Il vento soffiava sul prato e tra le colline, risalendo fin sopra quelle rozze pietre per accarezzare i capelli dei due. Lei era in piedi sullo stesso lastrone di pietra dove invece lui era seduto con le gambe ciondoloni nel vuoto. Attorno a loro il complesso megalitico di Stonehenge si affacciava su di uno splendido tramonto dai colori della perla e del fuoco.

“Merlino…” Nimue richiamò il compagno per l’ennesima volta, ma la sua voce veniva rapita dalla brezza pre-serale, non raggiungendo quindi il malinconico mago intento a fissare quel globo rosso scuro sparire oltre l’orizzonte.

Era passato un paio di anni da quando si erano allontanati da Camelot, ma non vi era stato tramonto in cui Merlino non avesse volto il suo sguardo sperduto verso il cielo, come se stesse perennemente cercando la sua casa lassù.

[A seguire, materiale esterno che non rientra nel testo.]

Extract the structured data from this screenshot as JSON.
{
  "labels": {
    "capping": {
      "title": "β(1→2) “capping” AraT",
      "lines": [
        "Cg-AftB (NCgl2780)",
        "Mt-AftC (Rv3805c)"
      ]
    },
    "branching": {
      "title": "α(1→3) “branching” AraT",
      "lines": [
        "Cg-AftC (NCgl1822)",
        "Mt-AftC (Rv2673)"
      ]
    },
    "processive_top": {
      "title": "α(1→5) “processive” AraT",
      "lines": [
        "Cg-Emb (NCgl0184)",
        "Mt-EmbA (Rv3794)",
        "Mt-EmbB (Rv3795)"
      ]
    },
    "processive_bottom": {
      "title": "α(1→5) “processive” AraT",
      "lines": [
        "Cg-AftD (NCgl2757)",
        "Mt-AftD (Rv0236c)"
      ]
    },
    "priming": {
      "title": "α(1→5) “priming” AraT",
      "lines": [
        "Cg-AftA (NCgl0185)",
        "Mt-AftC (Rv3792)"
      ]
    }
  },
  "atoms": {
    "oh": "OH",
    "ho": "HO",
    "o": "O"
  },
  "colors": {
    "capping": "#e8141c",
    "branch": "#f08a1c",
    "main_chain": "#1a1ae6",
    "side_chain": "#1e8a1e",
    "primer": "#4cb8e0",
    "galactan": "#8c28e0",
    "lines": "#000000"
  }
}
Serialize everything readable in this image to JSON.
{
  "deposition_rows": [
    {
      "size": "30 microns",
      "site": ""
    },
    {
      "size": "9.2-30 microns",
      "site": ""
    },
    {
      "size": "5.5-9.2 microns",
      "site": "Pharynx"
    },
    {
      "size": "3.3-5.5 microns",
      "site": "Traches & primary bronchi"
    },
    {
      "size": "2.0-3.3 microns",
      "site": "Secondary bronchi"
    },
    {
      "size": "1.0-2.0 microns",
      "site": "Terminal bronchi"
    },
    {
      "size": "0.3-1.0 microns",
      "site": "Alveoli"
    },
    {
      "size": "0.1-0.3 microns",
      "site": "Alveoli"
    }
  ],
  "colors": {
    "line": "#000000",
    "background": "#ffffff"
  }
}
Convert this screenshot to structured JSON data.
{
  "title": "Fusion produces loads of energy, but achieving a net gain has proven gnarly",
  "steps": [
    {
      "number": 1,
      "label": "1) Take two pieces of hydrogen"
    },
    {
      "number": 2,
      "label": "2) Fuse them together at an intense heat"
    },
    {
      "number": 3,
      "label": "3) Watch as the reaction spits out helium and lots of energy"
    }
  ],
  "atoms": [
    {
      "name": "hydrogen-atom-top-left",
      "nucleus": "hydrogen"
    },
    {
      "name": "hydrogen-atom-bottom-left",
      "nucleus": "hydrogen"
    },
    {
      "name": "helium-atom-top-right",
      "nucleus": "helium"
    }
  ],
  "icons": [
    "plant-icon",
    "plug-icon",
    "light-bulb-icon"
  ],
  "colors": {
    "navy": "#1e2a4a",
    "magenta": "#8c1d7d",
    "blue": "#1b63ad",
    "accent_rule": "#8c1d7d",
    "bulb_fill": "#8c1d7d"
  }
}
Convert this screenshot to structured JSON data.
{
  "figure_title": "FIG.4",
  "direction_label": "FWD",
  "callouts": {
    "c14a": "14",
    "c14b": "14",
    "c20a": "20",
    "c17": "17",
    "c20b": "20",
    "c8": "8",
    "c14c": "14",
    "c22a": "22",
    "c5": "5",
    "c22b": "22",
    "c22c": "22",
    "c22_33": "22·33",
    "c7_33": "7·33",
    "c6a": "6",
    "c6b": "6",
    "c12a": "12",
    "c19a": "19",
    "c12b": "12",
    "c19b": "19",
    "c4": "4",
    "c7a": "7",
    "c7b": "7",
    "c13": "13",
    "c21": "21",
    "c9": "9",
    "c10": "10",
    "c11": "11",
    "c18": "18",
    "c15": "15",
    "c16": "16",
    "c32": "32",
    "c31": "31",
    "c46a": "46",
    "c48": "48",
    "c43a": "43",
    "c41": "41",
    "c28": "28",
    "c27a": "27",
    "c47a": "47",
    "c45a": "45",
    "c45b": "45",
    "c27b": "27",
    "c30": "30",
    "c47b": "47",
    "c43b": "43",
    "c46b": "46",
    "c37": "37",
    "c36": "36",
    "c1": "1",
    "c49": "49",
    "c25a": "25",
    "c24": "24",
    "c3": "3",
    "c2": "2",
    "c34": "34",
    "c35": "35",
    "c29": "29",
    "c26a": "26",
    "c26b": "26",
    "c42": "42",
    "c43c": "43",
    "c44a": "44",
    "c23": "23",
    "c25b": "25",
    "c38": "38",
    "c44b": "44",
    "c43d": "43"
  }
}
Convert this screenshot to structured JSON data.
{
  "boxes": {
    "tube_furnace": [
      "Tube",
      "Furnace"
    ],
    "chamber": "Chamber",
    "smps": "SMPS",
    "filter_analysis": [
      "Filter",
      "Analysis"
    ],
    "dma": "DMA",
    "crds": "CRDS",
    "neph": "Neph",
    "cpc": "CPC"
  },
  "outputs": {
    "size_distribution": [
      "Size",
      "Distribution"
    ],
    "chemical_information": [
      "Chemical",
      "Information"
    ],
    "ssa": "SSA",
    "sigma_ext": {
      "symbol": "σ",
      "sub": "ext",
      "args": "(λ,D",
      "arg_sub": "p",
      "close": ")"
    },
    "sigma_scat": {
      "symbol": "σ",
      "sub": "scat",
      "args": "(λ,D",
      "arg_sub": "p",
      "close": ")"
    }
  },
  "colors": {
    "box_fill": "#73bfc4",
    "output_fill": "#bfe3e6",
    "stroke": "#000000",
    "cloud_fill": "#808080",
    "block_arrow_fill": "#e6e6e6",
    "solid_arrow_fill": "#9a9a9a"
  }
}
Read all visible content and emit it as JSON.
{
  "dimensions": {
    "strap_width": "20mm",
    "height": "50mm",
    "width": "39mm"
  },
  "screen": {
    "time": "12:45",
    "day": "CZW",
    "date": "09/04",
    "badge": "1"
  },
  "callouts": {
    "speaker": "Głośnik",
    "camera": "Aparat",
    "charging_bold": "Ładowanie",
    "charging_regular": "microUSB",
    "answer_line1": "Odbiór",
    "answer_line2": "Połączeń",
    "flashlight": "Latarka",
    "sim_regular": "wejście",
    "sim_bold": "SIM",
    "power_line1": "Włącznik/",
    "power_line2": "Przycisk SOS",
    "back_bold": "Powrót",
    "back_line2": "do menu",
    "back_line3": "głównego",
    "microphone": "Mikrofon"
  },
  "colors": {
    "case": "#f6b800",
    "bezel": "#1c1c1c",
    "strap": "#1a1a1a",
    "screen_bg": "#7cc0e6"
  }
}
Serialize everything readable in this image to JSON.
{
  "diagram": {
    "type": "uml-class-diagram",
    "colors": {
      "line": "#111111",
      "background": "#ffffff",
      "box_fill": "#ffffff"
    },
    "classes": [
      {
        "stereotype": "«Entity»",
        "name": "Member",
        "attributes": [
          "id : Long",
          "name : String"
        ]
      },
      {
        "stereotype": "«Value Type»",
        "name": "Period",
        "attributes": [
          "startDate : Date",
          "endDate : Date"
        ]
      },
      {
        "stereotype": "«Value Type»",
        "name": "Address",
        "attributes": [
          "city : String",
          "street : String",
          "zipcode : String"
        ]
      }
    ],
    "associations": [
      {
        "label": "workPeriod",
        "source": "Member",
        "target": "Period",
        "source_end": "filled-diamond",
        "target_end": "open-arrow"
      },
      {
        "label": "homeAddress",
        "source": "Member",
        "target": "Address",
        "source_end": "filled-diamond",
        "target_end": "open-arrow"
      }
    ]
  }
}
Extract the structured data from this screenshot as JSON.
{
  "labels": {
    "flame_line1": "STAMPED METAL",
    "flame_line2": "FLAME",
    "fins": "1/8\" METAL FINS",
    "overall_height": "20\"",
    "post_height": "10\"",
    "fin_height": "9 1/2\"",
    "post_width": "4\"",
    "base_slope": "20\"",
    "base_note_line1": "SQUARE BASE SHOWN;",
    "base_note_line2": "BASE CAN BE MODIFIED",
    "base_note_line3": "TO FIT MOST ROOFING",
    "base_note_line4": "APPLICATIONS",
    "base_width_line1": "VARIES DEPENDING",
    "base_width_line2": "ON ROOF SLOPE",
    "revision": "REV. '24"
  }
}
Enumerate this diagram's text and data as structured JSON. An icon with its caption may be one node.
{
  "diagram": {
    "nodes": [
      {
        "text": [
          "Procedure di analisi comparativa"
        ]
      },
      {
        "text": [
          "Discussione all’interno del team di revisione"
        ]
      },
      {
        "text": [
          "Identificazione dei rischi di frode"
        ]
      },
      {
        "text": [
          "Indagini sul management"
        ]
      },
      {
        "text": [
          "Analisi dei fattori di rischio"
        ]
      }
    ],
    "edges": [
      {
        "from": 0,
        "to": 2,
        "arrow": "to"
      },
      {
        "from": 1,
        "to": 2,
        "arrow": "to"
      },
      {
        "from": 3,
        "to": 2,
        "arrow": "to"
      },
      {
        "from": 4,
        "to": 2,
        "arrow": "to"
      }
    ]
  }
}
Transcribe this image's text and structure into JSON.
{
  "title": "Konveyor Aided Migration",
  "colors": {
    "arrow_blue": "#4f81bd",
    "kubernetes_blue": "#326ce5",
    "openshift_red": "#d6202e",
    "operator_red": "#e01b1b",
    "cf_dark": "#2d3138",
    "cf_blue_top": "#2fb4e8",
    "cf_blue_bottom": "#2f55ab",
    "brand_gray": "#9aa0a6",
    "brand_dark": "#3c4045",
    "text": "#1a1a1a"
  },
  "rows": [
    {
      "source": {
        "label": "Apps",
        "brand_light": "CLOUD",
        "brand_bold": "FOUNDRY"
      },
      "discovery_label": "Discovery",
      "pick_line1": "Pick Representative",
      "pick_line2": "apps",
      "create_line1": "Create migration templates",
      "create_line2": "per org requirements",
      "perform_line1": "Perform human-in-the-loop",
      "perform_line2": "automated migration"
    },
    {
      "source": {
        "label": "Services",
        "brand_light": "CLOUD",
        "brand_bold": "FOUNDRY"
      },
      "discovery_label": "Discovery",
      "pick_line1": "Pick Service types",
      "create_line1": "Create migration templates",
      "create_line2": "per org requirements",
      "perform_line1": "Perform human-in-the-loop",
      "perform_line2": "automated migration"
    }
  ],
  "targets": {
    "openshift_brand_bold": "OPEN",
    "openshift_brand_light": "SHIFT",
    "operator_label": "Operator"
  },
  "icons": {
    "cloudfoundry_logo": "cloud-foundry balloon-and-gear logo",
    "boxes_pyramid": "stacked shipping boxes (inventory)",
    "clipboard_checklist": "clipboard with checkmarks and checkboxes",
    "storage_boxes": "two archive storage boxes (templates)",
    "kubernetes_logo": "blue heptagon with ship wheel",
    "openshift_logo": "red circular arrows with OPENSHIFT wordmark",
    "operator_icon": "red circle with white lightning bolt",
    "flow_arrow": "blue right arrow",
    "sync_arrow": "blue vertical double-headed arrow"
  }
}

“Arthur ha davvero bisogno di te.” Non riusciva più a trattenere quell’informazione, per quanto sapeva che avrebbe potuto ferirlo.

Finalmente destò una qualche attenzione in lui, il quale infatti si voltò incuriosito.

“Il frutto della sua unione con Morgana… è nato.” Nimue lo vide accigliarsi appena.

“E quindi?”

“Lo ha abbandonato. Se n’è separato, pur contro la volontà di Morgana.”

Per poco il mago non scivolò giù dal dolmen per lo sgomento: “M-Ma…!”

“Ti ha ascoltato. Ha dato retta a ciò che gli dicesti allora, alla tua profezia secondo la quale quell’unione avrebbe portato solo distruzione al suo regno e a tutto ciò che ama.”

Merlino tornò a guardare altrove, con le spalle ricurve.

“Forse lo ha già fatto con il vostro rapporto, ma…” Nimue sapeva di essere l’unica che il mago ascoltasse, così non si arrese davanti a tutte le barriere che lui cercava di ergere. Gli si avvicinò, accarezzandogli i capelli.

“Perché non torni da lui, a Camelot? Ti ha dimostrato che si fida di te, anche se ha dovuto separarsi dal sangue del suo sangue. Capisci? Lui ti è ancora amico… quanto tu lo sei per lui.”

“Oh, Nimue… io sono davvero un pessimo amico, se per questo.”

 

Il terrore attanagliava gli spalti dell’umanità, dove soltanto respiri affannosi rompevano il silenzio, senza che parole proferissero dalle loro bocche.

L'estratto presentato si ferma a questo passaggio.